The library libelos allows easy creation of the needed protocol structures. Any other environment not using the library needs to implement the simple and straightforward protocol. This way applications written in any arbitrary programming language can make use of the logging and event handling features. It is left to system architects to make use of this interface for highly specific events of any kind, for example, in the application software layers.
That event is filtered and forwarded to all applications doing heavy calculations. (e.g. doing some Artificial Intelligence) The event causes these applications to slow down or even to stop their calculations, which is expected to stop further temperature increases.
These events are received and processed by a predictive maintenance application. This allows a replacement of the storage before it is running out of spare sectors or it just reduces the write activities until replacement.
During development or testing of a vehicle, these kinds of events can help to forecast the degree of wear of the flash and from that the expected end of life of the storage can be deduced and finally optimized.
Security aspects¶
The receivers of events from elos usually take actions depending on the type and content of the event. For example a receiver responsible for a clean shutdown, will shutdown that ECU in case a battery-low event was send in. If any process is able to send a fake low-power event via elos, an unintended shutdown will be initialized.
The countermeasure to this scenario is provided by the elos input filtering. Only previleged processes are allowed to send in such critical events. The processes and events are defined the elos config using rpn-filters.
The processes allowed to send such events are defined by their ELF-file. In the above example a process running the executable /usr/bin/system-manager might be allowed to send such events. If the process has a different executable the event is refused.
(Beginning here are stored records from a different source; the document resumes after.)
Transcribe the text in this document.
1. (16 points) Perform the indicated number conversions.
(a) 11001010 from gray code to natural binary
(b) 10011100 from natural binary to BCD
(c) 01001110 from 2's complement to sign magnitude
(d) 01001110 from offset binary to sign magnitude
The extensions of elos to do the event authorization via powerful cryptographic algorithms is planned.
Subscribe to ‘your’ events¶
Via the elos IPC interface any process can register with elos for event retrieval, e.g. by using the libelos.
After registration, a filter needs to be defined to start receiving events. Any event that matches the filter is then delivered. It is now up to the receiving process to further analyze the event or to start an activity right away.
On the other hand, and depending on the nature of the event, the receiver might need to analyze the event in detail to derive the proper reaction. Analysis of the payload might become a more complex task as JSON or similar structures need to be parsed.
Depending on this analysis, the process may react to the event in an appropriate way, ignore it or even send another event via elos.
The elos filters operate on the canonical format of the events. They are formulated in reverse polish notation (RPN) [8]. Any field of the canonical format including the payload can be used for filtering. Filters are allowed to use logical operators like ‘and’, ‘or’ or ‘not’, etc, and combinations of them.
Example:
This filter maps to the 2007 Code (meaning socket open) from sshd. Hence the receiver will be informed when the ssh-server is ready to be used.
Hint: The details for detecting this state are left to the input side of elos, making event detection and handling independent.
The battery monitoring process sends the following events when appropriate:
date : 123456
source.appName : battery_mon
source.fileName : -
source.pid : 4321
severity : 0x04 (=info)
hardwareid : myMachine
message code : 7007
classification : 0x02
payload:
{
"remaining_time": "1h",
}
Any receiver of this event can now react in an individual way to cope with the fact that 1h of run time is left. Reactions could be to warn the driver or to switch off heating.
Another event from the battery monitoring process could be:
date : 123456
source.appName : battery_mon
source.fileName : -
source.pid : 4321
severity : 0x03 (=warning)
hardwareid : myMachine
message code : 7008
classification : 0x02
payload:
{
"remaining_time": "30s",
}
With this information, each process should stop energy hungry calculation immediately. To save power needed for storing data to flash, a shutdown has to be expected shortly. A more fine-grained design of events around battery monitoring should be created for an actual real world application, but that is out of the scope of this paper.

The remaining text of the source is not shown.